In: Finance
Please discuss how investors should consider and interpret different categories/types of investments with the security market line.
(Please type the answer/explanation, English is my second language and some PDFs are difficult to read, thanks!)
Security Market line is the representation of capital asset pricing model. It is used to display an expected rate of return of individual security as a function of systematic risk, non diversifiable risk.
Security Market line is used to graph the beta against the return of the whole market and it used to find the risky securities.
The Y intercept of SML is equal to risk free rate. When it is used in the portfolio management, It depicts the investment opportunity cost. All the correctly priced securities are plotted on the SML. The assets which lie above the line are believed to be undervalued because they yield a higher rate of return for a given amount of risk.
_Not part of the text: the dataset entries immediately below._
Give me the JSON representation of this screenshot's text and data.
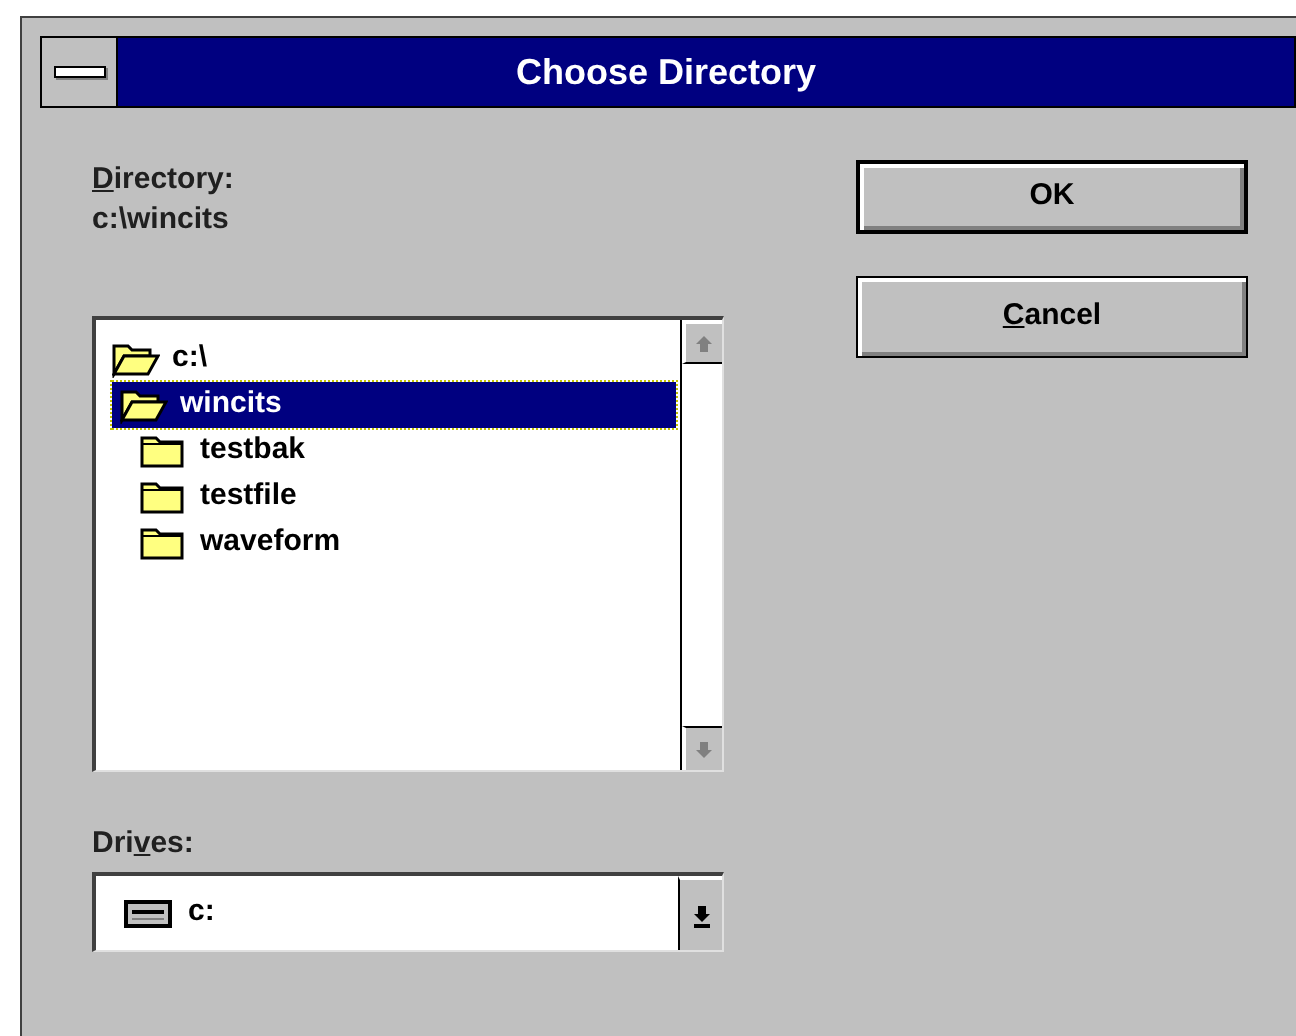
{
  "window": {
    "title": "Choose Directory"
  },
  "directory": {
    "label": {
      "key": "D",
      "post": "irectory:"
    },
    "path": "c:\\wincits"
  },
  "tree": [
    {
      "label": "c:\\",
      "kind": "open",
      "selected": false,
      "children": [
        {
          "label": "wincits",
          "kind": "open",
          "selected": true,
          "children": [
            {
              "label": "testbak",
              "kind": "closed",
              "selected": false
            },
            {
              "label": "testfile",
              "kind": "closed",
              "selected": false
            },
            {
              "label": "waveform",
              "kind": "closed",
              "selected": false
            }
          ]
        }
      ]
    }
  ],
  "drives": {
    "label": {
      "pre": "Dri",
      "key": "v",
      "post": "es:"
    },
    "value": "c:"
  },
  "buttons": [
    {
      "label": {
        "pre": "OK"
      },
      "default": true
    },
    {
      "label": {
        "key": "C",
        "post": "ancel"
      },
      "default": false
    }
  ]
}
Similarly, The assets which lie below the SML are believed to be overvalued as they yield a lower return for a given amount of risk.
The slope of the security market line is equal to market risk premium and it is used to reflect the risk return trade-off stba given period of time.
It can be said that a security market line suggests that an investor requires compensation in form of expected return for the exposure of risk arising out of investment in a particular security. Capital investment below the SML wouldn't be effectively priced to the buyer and Capital market above the SML wouldn't be effectively priced for the seller.
Overall we can say that It is an important concept and location of financial instruments above or below the line are used to interpret different scenarios of investment for an investor and it will also lead to consequences for cost of capital of a company.